Evangelio (Mc 9,38-40)
Juan le dijo:
—Maestro, hemos visto a uno que expulsaba demonios en tu nombre y se lo hemos prohibido, porque no viene con nosotros.
Jesús contestó:
—No se lo prohibáis, pues no hay nadie que haga un milagro en mi nombre y pueda a continuación hablar mal de mí: el que no está contra nosotros, con nosotros está.
Comentario al Evangelio
Desde muy temprano, Jesús quiso comunicar a sus discípulos algunos poderes como el de sanar enfermos o expulsar demonios. Ver al Maestro realizar estos signos sorprendería a sus discípulos. Pero no menos admiración les causaba que pudieran realizarlos ellos mismos y que hasta los demonios se les sometieran en su Nombre (cfr. Lc 10,17). El Señor anticipaba, en cierto sentido, la eficacia que iba a otorgar a su Iglesia a lo largo del tiempo, como partícipe y dispensadora de su triunfo sobre el mal.
Pero el evangelio de hoy nos cuenta que el discípulo Juan y algunos otros presenciaron cómo alguien que no era de su grupo realizaba también los mismos signos que ellos. Con una autoridad mal entendida y ejercida, se lo prohibieron.
Aquellos discípulos celosos, se habían adueñado de lo que tan solo eran dones recibidos y juzgaron a otros indignos de recibirlos también. Tuvieron al menos el talento de contarle al Maestro lo sucedido.
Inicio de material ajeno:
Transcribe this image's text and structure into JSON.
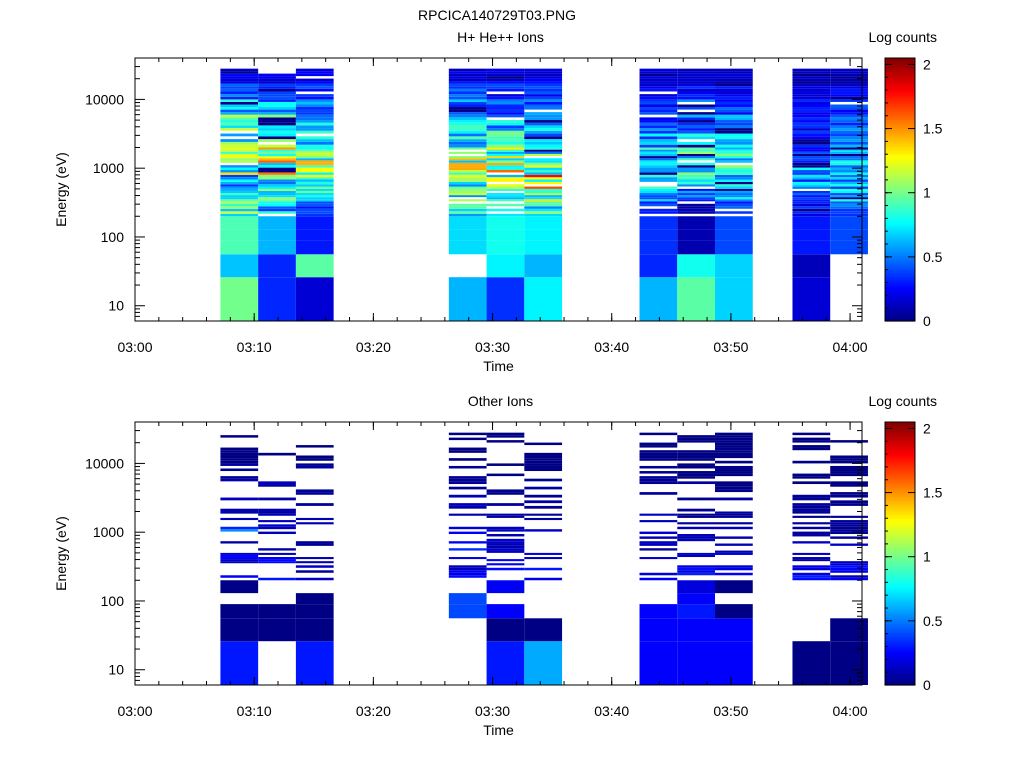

La corrección de Jesús no se hizo esperar y la lección tampoco: “nadie que haga un milagro en mi nombre puede a continuación hablar mal de mí” (v. 39).
Todos podemos tener cierta tendencia a mirar con recelo a quien no pertenece al propio grupo, a quien no nos resulta familiar o cercano; a quien hace las cosas de otra manera o con otro espíritu. Esto les pasó a los discípulos. Jesús nos enseña a fomentar una mentalidad abierta, acogedora, universal.
La escena nos invita a no ser intolerantes con los demás, “a no oponernos al bien, venga de donde venga” (Beda, in Marcum 3,39), a no impedir que también otros realicen obras buenas, precisamente porque con ellas ya tendrían algo en común con nosotros, aunque no sean de nuestro grupo, familia o carisma. Por otro lado, no tiene sentido minusvalorar lo propio o querer cambiarlo, por el supuesto éxito espiritual ajeno.